GENETIC TOXICITY IN VIVO:
- Mouse, MNT in-vivo, i.p.: negative (acc. OECD 474, BASF AG 2004)
- Mouse, MNT in-vivo, oral: negative (acc. OECD 474, Covance 2007)
- Mouse, Single cell gel assay and micronucleus assay, dermal: negative (Tice 1997, Val. 2)

Endpoint Conclusion: No adverse effect observed (negative)

Justification for classification or non-classification

The test substance was weakly positive in one of three Ames tests in a single tester strain (TA1353) with metabolic activation. The increase in revertant colonies was at most a factor of 2.6 above concurrent negative controls and lacked a dose response relationship. In combination with two further Ames assays tested at equally high or even higher concentrations, which showed no positive response in all tester strains with or without metabolic activation, the test substance is not considered to cause gene mutations in bacteria.

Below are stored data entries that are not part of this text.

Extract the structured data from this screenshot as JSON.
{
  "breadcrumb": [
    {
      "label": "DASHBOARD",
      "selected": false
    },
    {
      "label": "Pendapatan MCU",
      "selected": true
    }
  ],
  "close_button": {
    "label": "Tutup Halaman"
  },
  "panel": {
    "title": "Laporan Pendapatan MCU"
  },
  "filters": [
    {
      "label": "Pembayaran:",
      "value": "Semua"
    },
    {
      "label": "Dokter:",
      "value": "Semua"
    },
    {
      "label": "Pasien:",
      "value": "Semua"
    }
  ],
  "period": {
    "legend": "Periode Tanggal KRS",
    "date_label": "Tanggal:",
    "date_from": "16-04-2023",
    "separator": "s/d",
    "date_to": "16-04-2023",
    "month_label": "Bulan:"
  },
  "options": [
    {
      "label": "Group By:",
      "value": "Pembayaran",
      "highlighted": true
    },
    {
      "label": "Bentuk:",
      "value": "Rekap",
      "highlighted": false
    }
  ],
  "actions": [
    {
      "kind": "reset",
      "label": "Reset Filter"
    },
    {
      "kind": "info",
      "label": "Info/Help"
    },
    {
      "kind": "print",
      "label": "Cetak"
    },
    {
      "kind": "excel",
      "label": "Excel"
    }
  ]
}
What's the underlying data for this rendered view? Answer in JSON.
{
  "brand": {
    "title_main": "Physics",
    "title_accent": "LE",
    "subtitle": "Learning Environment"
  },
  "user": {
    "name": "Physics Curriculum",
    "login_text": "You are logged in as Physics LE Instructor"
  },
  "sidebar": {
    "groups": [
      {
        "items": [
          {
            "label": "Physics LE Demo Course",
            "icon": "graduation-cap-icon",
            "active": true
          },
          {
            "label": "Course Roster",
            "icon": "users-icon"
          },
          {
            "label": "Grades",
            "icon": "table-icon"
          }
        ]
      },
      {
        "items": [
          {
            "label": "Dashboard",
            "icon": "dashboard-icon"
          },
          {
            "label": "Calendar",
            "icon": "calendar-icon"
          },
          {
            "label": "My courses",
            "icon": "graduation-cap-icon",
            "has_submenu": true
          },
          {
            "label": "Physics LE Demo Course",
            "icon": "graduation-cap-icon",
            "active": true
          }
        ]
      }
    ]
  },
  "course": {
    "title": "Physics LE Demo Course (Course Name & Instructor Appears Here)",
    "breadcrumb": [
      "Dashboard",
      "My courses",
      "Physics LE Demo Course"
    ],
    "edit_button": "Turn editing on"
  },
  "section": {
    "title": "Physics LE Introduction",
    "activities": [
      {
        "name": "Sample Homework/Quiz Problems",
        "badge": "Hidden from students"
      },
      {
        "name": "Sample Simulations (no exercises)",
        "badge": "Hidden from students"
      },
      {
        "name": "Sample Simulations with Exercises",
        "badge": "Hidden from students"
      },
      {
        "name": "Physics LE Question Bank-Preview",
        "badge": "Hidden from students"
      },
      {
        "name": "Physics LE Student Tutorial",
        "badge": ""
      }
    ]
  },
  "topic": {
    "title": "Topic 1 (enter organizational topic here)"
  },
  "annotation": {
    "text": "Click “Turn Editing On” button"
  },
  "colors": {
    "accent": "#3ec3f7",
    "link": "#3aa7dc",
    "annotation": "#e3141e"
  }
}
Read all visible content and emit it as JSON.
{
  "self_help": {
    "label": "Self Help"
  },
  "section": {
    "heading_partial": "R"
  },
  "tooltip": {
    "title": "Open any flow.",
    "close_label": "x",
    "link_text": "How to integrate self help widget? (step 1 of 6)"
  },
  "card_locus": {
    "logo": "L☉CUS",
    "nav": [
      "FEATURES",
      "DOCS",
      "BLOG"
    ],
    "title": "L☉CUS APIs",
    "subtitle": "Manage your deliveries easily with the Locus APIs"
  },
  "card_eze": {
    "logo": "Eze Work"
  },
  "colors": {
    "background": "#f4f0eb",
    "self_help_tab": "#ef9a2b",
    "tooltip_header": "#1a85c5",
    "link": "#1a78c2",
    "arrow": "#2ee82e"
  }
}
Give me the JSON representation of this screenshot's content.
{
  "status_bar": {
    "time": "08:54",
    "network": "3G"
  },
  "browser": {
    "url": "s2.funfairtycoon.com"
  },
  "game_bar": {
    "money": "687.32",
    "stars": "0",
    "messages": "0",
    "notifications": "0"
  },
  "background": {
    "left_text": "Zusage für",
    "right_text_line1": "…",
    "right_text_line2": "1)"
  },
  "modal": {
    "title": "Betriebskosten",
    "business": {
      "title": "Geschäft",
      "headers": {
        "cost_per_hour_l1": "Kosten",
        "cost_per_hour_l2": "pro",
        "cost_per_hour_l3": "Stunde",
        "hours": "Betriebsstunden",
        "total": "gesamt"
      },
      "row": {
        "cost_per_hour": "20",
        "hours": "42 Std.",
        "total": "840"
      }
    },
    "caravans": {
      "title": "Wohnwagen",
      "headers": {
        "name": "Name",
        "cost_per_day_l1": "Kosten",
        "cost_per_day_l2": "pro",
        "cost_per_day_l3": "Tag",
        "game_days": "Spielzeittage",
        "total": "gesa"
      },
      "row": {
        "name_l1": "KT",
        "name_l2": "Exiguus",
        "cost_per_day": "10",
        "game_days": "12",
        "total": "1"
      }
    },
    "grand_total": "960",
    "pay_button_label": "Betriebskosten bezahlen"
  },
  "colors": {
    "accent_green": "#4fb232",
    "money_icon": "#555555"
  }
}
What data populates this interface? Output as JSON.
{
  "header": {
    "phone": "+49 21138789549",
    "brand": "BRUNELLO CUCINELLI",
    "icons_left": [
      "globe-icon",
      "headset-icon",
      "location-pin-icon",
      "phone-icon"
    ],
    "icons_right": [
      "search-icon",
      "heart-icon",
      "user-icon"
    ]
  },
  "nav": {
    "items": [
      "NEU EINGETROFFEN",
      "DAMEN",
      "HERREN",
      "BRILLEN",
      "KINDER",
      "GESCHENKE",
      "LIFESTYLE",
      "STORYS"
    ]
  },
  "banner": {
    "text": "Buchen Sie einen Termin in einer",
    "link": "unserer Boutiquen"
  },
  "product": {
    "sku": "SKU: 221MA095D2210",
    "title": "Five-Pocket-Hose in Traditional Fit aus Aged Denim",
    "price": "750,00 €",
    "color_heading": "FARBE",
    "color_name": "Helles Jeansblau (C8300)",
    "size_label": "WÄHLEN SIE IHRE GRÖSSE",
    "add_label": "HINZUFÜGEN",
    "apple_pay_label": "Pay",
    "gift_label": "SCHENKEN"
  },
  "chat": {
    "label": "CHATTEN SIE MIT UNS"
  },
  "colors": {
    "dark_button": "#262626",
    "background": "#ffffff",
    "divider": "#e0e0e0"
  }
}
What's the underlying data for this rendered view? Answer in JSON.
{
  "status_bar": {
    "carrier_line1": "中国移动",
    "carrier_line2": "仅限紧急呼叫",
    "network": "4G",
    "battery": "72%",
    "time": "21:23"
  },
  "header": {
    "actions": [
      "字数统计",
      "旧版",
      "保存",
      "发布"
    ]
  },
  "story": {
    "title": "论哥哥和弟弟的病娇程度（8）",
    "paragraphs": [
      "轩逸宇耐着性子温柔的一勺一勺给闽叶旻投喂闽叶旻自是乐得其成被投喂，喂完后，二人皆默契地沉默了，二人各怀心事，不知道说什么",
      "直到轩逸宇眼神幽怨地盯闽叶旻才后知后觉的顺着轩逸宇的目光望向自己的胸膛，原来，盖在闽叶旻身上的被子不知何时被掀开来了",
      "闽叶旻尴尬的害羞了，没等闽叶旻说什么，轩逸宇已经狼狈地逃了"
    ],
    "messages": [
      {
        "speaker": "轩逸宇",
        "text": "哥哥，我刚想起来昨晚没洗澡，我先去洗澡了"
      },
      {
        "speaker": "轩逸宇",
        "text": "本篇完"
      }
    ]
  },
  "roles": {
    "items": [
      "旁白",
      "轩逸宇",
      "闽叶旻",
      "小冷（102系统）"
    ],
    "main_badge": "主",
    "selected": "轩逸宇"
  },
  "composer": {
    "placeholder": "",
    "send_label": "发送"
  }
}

Tripropylene glycol diacrylate was also non-mutagenic in mammalian cells in an HPRT assay, but caused an increase in colony number in a mouse lymphoma assay at cytotoxic concentrations only. As discussed above, based on experience with other multifunctional acrylates and on the fact that the test substance did not cause gene mutations in bacteria or mammalian cells, this positive response is due to clastogenicity as a result of high cytotoxicity.

The potential to cause chromosome damage in vivo was clarified by three micronucleus tests and a single cell gel assay in mice, in which no increase in micronucleated cells was observed.

Overall, Tripropylene glycol diacrylate is considered to be non-mutagenic to bacteria and mammalian cells and non-clastogenic in vivo. No classification for mutagenicity is required.